Elnaz Rekabi: Iranian climber appears to imply support for protesters

Elnaz Rekabi (left) and Rekabi's Instagram story (right) Credit: AP/Instagram

Rageh Omaar has the latest on the protests, which have lasted for 40 days


An Iranian climber who briefly disappeared after competing while not wearing a compulsory headscarf, has appeared to endorse widespread women's rights protests in the country.

Elnaz Rekabi posted an Instagram story that demonstrators took as implicit support for the protests sweeping Iran.

The climber posted an Instagram story showing a graphic of Mahsa Amini, who died in Iranian authorities' custody, with a message saying: "These days my heroes are people who pay a heavy price to have a normal life."

"Having a safe, normal and free life is the right of all human beings," she added.

Mahsa, 22, died on 16 September while being held by authorities for violating the country's strictly enforced Islamic dress code.

Outrage at her death triggered weeks-long protests across Iran and the rest of the world.

Rekabi, 33, then competed on October 16 without her headscarf, or hijab, in Seoul during the finals of the International Federation of Sport Climbing’s Asia Championship.
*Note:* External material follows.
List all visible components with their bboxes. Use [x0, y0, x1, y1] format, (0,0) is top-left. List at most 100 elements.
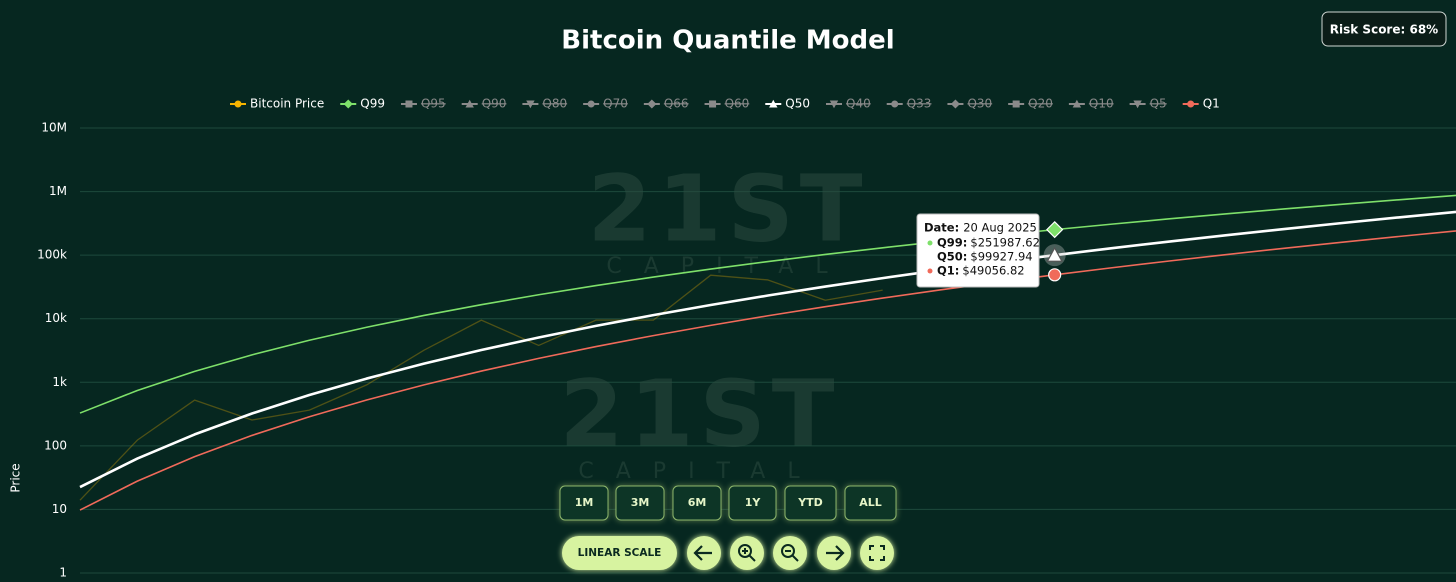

She was immediately embraced by those supporting the anti-headscarf demonstrations in her country, that are increasingly focusing on calls for the overthrow of the country’s theocracy.

Ms Rekabi wrote this message on her Instagram story on Wednesday Credit: Instagram

In an impassive interview before leaving the airport terminal, she told Iranian state television that competing without her hair covered was “unintentional.”

In an earlier Instagram post, Rekabi said she was “endlessly grateful for the support of you, all the people of Iran, the most decent people of the planet, athletes and non athletes, and all your supports in international community.”

Her Instagram story captures the first time the athlete has openly implied her support for the protests.

Sports in Iran, from soccer leagues to Rekabi’s competitive climbing, broadly operate under a series of semi-governmental organisations.

Women athletes competing at home or abroad, whether playing volleyball or running track, are expected to keep their hair covered as a sign of piety.

Iran makes such head coverings mandatory for women, as does Taliban-controlled Afghanistan.

The International Federation of Sport Climbing, the government body, said it has assurances that Rekabi “will not suffer any consequences and will continue to train and compete.”

Neither the IOC nor the climbing federation has said how it will track how Rekabi is treated in Iran.

Rekabi's post will also provide some reassurance for the world's top climbers, some of whom said they had not received any word from the athlete since her return to Iran.

“It has made me ill — nauseous,” said American Brooke Raboutou on Friday at a World Cup climbing event in Japan.

“I support her 100 percent and I’d like to think I can speak on behalf of most of the athletes,” she added.